Q. Ce qui veut dire ?
Le PIB est assez simple à définir, un peu moins à comprendre. Je vais quand même essayer.
Le PIB est censé mesurer la différence entre la production, et ce qui est utilisé, ou « consommé productivement » dans la dite production.

Q. Un ou deux exemples peut-être ?
Un premier exemple, celui d’un commerçant : il achète un tissu 100 euros, et  le revend 120 euros. Sa « valeur ajoutée », qui va faire partie de ce fameux « PIB », sera donc de 20 euros.

Q ; Et s’il n’arrive pas à revendre ce tissu ?
Hum, ne compliquez pas. Disons que dans ce cas, son stock sera valorisé à quelque chose entre 100 et 120 euros, suivant son optimisme et les conditions du marché.

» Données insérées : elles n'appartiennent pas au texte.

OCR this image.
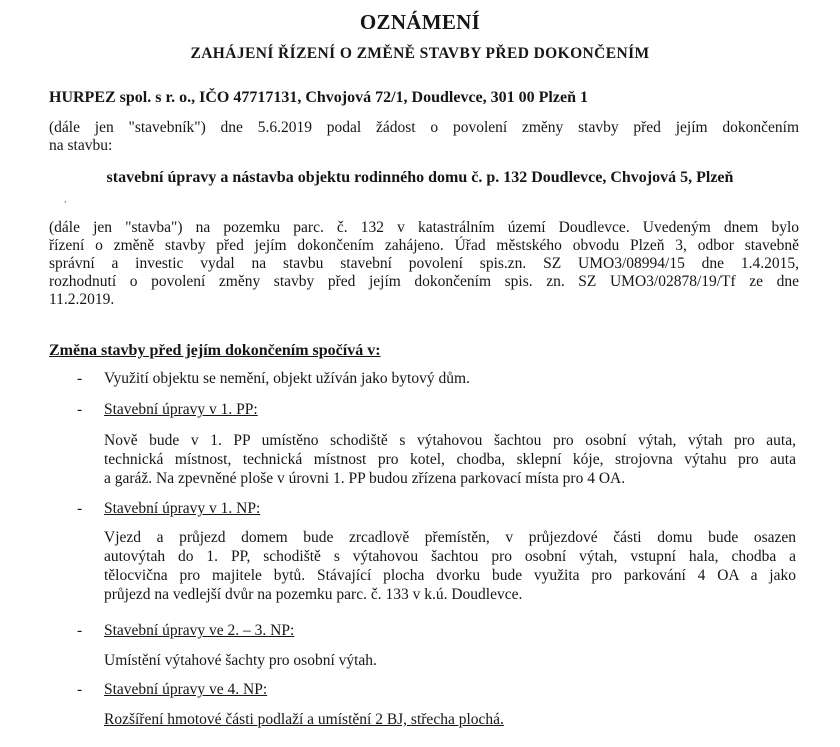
OZNÁMENÍ
ZAHÁJENÍ ŘÍZENÍ O ZMĚNĚ STAVBY PŘED DOKONČENÍM
HURPEZ spol. s r. o., IČO 47717131, Chvojová 72/1, Doudlevce, 301 00 Plzeň 1
(dále jen "stavebník") dne 5.6.2019 podal žádost o povolení změny stavby před jejím dokončením
na stavbu:
stavební úpravy a nástavba objektu rodinného domu č. p. 132 Doudlevce, Chvojová 5, Plzeň
,
(dále jen "stavba") na pozemku parc. č. 132 v katastrálním území Doudlevce. Uvedeným dnem bylo
řízení o změně stavby před jejím dokončením zahájeno. Úřad městského obvodu Plzeň 3, odbor stavebně
správní a investic vydal na stavbu stavební povolení spis.zn. SZ UMO3/08994/15 dne 1.4.2015,
rozhodnutí o povolení změny stavby před jejím dokončením spis. zn. SZ UMO3/02878/19/Tf ze dne
11.2.2019.
Změna stavby před jejím dokončením spočívá v:
- Využití objektu se nemění, objekt užíván jako bytový dům.
- Stavební úpravy v 1. PP:
Nově bude v 1. PP umístěno schodiště s výtahovou šachtou pro osobní výtah, výtah pro auta,
technická místnost, technická místnost pro kotel, chodba, sklepní kóje, strojovna výtahu pro auta
a garáž. Na zpevněné ploše v úrovni 1. PP budou zřízena parkovací místa pro 4 OA.
- Stavební úpravy v 1. NP:
Vjezd a průjezd domem bude zrcadlově přemístěn, v průjezdové části domu bude osazen
autovýtah do 1. PP, schodiště s výtahovou šachtou pro osobní výtah, vstupní hala, chodba a
tělocvična pro majitele bytů. Stávající plocha dvorku bude využita pro parkování 4 OA a jako
průjezd na vedlejší dvůr na pozemku parc. č. 133 v k.ú. Doudlevce.
- Stavební úpravy ve 2. – 3. NP:
Umístění výtahové šachty pro osobní výtah.
- Stavební úpravy ve 4. NP:
Rozšíření hmotové části podlaží a umístění 2 BJ, střecha plochá.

Q. si je comprends bien, le PIB est mesuré de façon élastique, comme les stères des marchands de bois ?
On pourrait presque dire cela. En principe, cependant, les erreurs se compensent statistiquement, et dans une situation normale, sans mévente ou survente particulière, l’INSEE, qui est chargée pour la France de mesurer tout cela, ne fait pas trop d’erreurs, disons à 0,4 ou 0,5% près.

Q. Si je comprends bien,  la marge d’erreur ne permettrait pas d'évaluer réellement l’évolution du PIB.
Pas exactement : sur une assez longue période, disons 15 à 20 mois, l’évolution moyenne du PIB  signifie réellement quelque chose, mais, bien entendu les mesures sont toujours  « ex post », après un délai de quelques mois. Si on regarde l’évolution du PIB depuis 2007, la tendance est assez facile à évaluer, le PIB, hélas, est resté stationnaire, en dépit de fortes fluctuations pouvant aller jusqu’à 3%.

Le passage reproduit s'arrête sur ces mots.